You will also need superuser access on your own machine and any EC2 instance that you want to connect to.
How do it…
Once corkscrew is installed, simply edit or create ~/.ssh/config
with the following:
ProxyCommand /usr/local/bin/corkscrew proxy.<yourCompany>.com 8080 %h %p Host github.com User git Port 443 Hostname ssh.github.com IdentityFile "/Users/msnider/.ssh/rsa_id" IdentitiesOnly yes TCPKeepAlive yes Host <ec2PublicDNSForYourServer> Port 443 User ubuntu IdentityFile "/Users/msnider/.ssh/rsa_id" IdentitiesOnly yes TCPKeepAlive yes
Changes to ~/.ssh/config
happen immediately, so at this point we can check to see if github connectivity has been restored:
>ssh github.com Hi mattsnider! You've successfully authenticated, but GitHub does not provide shell access. Connection to ssh.github.com closed.
When outside of the proxy, SSH to your EC2 instance and update the sshd_config
file (mine was located at /etc/ssh/sshd_config
on ubuntu) to also listen on port 443
:
# Package generated configuration file # See the sshd_config(5) manpage for details # What ports, IPs and protocols we listen for Port 22 Port 443 ...
Then restart the server so that the changes take effect. Also, log into EC2 and update the DMZ of the server to allow connections on port 443
. Then check to see if SSH connectivity to your server has been restored:
>ssh [email protected]<ec2PublicDNSForYourServer>
If you are not behind the proxy you can force SSH to use port 443
for testing:
>ssh -p 443 [email protected]<ec2PublicDNSForYourServer>
How it works…
Looking at the ~/.ssh/config
, the ProxyCommand tells SSH to tunnel through a proxy when connecting to any host. Change the location of corkscrew to where yours is installed, replace the proxy server domain (don’t put http://
in front of the name) with yours, and change the proxy port 8080
to the one you connect to your proxy on. The %h
and %p
are special variables that will be populated by SSH dynamically (target host and port respectively).
Next the file defines all the hosts to connect to. We want to be able to connect to github.com
and the EC2 public DNS for the instance. Under each Host
definition the Hostname
, Port
, User
, IdentityFile
are important.
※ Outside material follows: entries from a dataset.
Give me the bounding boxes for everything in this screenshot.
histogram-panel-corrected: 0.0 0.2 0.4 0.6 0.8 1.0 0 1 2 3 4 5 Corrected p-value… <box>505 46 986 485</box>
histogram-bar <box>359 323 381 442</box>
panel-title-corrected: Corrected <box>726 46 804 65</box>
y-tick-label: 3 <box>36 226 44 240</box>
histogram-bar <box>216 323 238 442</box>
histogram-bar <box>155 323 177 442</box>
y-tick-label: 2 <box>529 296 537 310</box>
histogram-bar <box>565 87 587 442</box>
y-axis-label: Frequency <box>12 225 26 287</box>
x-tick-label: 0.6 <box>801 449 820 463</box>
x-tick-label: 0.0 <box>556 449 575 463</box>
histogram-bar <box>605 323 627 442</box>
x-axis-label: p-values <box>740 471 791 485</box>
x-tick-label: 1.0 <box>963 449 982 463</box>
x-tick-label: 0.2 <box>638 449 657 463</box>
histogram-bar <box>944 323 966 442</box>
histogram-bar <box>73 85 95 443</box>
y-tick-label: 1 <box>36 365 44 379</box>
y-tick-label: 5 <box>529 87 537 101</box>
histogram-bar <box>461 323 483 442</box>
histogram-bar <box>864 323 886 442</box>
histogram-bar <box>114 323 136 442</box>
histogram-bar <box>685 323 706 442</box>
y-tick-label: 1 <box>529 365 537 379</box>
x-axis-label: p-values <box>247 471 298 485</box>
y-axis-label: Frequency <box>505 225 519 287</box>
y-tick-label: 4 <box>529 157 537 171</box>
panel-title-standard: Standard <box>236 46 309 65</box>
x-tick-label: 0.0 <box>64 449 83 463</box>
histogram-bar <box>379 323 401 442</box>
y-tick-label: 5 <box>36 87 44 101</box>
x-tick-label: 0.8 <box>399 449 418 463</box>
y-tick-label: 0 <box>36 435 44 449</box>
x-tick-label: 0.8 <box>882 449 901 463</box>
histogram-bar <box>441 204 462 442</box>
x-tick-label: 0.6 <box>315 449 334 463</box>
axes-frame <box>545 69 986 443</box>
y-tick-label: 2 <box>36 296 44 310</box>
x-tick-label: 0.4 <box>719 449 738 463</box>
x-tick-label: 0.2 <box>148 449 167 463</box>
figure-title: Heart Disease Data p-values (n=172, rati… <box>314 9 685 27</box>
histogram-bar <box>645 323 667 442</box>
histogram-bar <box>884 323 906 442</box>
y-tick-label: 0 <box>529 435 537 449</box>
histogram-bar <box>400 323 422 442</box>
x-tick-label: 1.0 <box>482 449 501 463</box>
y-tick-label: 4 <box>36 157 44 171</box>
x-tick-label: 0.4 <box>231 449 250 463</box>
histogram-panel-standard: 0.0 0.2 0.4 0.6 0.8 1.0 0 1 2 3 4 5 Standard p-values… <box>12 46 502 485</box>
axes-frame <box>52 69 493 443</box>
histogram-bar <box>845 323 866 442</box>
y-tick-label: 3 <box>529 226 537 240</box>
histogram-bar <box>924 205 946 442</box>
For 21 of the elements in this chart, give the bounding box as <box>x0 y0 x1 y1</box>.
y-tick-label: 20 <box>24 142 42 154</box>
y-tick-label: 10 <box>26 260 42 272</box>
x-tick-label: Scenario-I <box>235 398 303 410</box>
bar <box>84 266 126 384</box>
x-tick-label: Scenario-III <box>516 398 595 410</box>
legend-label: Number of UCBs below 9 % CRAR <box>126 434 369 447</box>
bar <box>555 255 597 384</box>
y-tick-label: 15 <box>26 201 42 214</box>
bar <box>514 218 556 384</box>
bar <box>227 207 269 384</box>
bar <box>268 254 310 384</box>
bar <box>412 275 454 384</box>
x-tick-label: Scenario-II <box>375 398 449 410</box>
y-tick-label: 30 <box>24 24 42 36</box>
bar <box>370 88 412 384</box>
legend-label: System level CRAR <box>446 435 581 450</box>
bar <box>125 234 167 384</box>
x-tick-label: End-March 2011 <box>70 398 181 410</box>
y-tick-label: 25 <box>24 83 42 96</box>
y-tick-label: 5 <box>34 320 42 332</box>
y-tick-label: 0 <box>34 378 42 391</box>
The Hostname
is the server DNS to connect to, if the Hostname
is different from the Host
; notice that the one under github.com
has been changed to ssh.github.com
(the github server that allows port 443
). The Port
is the port to connect on, and since your proxy blocks everything but 80
and 443
, you need to use one of those two. The User
should be changed to the user used to SSH into the server. And IdentityFile
is the location of your private identify file used for SSHing to the server. I used RSA keygen[3] and have the same key on my server and github, but you can use any number of identify files and other cipher formats supported by SSH.
Lastly, for SSHing to your EC2 server, you need to modify the sshd_config
file on the server. This file configures the SSH service on the server, and needs to be told to also listen to port 443
. The SSH service can listen to as many ports as you want, so simply add the port 443
line under the port 22
line. I tried to just restart the SSH service, but Ubuntu wouldn’t let me, since I was logged in over SSH, so I ended up restarting the machine. Since, you cannot connect to this server when you are behind the proxy, you will need make this change outside the office. Also, port 443
is typically reserved for secure HTTP connections, so adding this port may conflict with an existing HTTP service. The best way to get around this is to have a second server (without HTTP services running) that you SSH into when at work and connect through that machine to port 22
on the machine running the webserver.